Cette monotonie... et cette vie indifférente qui lui glissait dessus, sur laquelle il n'avait aucune prise... comment avait-il pu être aussi aveugle ?

Un instant il crut l'apercevoir et ce fut comme un éclair de vie dans le cœur et un flot d'air glacé dans les poumons. Les longs cheveux ondulés et les yeux presque trop grands pour le maigre visage mais surtout, surtout la démarche féline et sauvage, aux antipodes parfaits avec la vie réglée de la cité... Il se dressa sur son siège, comme foudroyé, s'accrocha désespérément des yeux à la silhouette qui se baladait hagarde sur le trottoir, sans même le remarquer !
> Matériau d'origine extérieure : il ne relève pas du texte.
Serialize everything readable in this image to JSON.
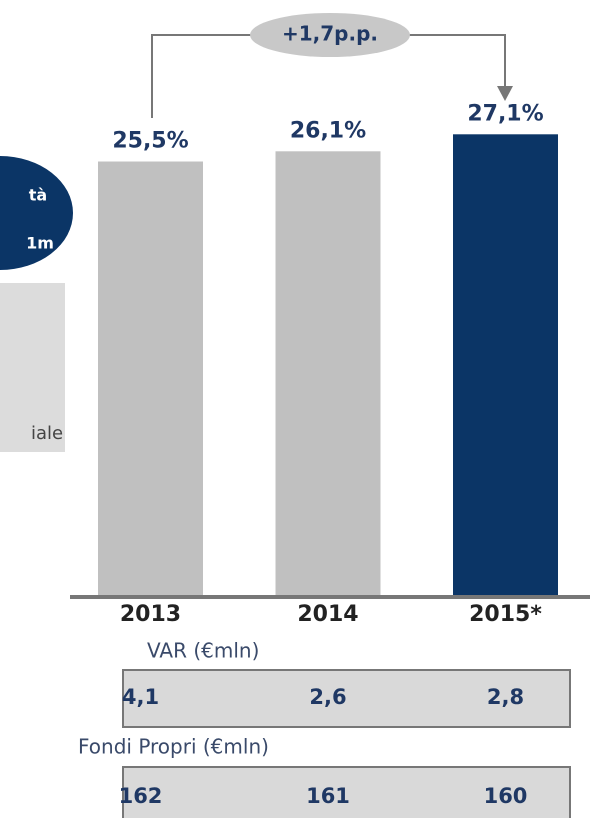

Puis le bus remporta. Mais il avait déjà douloureusement fermé les yeux, atrocement déçu. Ce n'était pas elle. Aucune couleur ne correspondait. Prunelles vertes au lieu de rouges, crinière noire et non pas blanche... maintenant qu'il y pensait, l'allure de la passante ressemblait plutôt à la déchéance de l'alcool qu'au maintien aérien, presque irréel de San.

Comment avait-il pu être aussi aveugle ? Comment avait-il pu être aussi lâche !
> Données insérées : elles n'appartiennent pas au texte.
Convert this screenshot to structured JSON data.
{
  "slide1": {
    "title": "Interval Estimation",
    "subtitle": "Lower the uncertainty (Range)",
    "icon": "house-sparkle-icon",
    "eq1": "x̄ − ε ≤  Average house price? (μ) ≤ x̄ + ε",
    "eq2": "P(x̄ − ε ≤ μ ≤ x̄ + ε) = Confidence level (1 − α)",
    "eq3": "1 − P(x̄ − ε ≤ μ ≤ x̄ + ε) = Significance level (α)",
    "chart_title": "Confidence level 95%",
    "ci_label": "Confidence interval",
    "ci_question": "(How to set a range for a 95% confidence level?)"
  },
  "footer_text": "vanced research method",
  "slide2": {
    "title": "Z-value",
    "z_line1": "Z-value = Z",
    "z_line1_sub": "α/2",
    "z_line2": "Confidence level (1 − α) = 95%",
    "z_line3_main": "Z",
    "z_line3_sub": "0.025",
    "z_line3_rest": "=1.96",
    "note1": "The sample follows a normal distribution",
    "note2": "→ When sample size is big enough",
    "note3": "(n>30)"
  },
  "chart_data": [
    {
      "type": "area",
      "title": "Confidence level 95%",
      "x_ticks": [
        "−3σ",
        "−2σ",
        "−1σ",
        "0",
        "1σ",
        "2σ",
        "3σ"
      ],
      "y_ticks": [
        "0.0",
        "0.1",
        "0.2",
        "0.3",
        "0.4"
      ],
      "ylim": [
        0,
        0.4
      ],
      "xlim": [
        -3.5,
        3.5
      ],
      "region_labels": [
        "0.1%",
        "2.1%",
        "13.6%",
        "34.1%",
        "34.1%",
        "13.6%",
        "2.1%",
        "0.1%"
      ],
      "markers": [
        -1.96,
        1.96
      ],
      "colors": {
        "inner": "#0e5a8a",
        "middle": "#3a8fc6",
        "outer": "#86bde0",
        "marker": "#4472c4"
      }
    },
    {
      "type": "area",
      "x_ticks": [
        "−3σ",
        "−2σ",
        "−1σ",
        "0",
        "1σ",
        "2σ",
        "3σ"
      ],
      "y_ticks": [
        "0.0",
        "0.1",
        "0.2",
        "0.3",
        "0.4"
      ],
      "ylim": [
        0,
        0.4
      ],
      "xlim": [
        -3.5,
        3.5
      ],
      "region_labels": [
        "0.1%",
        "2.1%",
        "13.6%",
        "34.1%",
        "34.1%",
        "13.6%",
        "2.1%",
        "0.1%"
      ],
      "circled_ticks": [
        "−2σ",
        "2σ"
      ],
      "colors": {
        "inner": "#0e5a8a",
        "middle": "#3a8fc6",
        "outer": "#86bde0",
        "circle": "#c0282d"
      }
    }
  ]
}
Depuis qu'elle n'était plus là, les habitudes de la société, son propre quotidien, avaient perdu leur sens. Tout était fade et il se sentait de plus en plus incontrôlable, presque haineux... envers cette réalité devenue intolérable. Ces journées toutes plus insipides les unes que les autres, se répétant à l’identique et perdant peu à peu leurs couleurs. Un jour elle était apparue, une bouffée d'oxygène, une bulle de liberté éclatant soudain dans sa vie. Depuis il ne pouvait que la suivre, le plus loin possible.
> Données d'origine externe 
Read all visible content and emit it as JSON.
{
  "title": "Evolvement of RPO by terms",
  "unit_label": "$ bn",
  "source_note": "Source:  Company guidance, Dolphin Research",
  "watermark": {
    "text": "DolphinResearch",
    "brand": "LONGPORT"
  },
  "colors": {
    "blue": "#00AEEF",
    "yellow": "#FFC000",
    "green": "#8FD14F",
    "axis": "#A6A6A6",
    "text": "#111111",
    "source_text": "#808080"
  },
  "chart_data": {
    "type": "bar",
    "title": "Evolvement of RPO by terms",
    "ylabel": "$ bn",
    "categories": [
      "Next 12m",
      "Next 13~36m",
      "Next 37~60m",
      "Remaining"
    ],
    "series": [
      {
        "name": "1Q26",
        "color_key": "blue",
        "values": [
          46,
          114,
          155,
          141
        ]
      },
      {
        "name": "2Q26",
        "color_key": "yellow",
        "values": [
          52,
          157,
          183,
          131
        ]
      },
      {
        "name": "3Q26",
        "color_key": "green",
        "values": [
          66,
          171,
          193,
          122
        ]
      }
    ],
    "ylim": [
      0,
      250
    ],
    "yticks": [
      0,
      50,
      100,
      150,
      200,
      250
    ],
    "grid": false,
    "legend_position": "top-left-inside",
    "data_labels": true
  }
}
La première fois qu'il avait rencontré San, c'était en haut d'une cascade. Il était jeune alors, en pleine désillusion, réalisant peu à peu qu'il n'était pas fait pour la vie de dresseur, et envisageant de se rediriger vers la médecine humaine. Le Bois des Illusions... était son dernier espoir, il s'y était rendu sur un coup de tête, pour méditer un peu... et s’était perdu dans la brume. Les sapins immenses. Il avait erré parmi les soupirs fantomatiques de la forêt, glissant sur le tapis d’épines humides, mille éclisses cédant mollement sous ses pas incertains.

Et il s’était trouvé devant une cascade majestueuse, nue, son tonnerre glacé fendant le brouillard comme une lame acérée, dominant la forêt d'un superbe outremer. Il s'était approché de sa base sans trop savoir pourquoi, levant son regard vers les cieux.

Et là il l'avait aperçue. Une silhouette vacillante, éloignée, à peine esquissée, noire contre le ciel bleu. Il s'était tendu, ses veines en feu. Soudain son cœur s’était emballé, dansant cent fois plus vite ; paradoxalement son souffle s'était éteint. Aucun de ses Pokémon ne connaissait Cascade. Comment allait-il la rejoindre ?

Sur la paroi rocailleuse sculptée de soleil, il percevait déjà des prises—il était sportif, il saurait faire... il saurait le faire !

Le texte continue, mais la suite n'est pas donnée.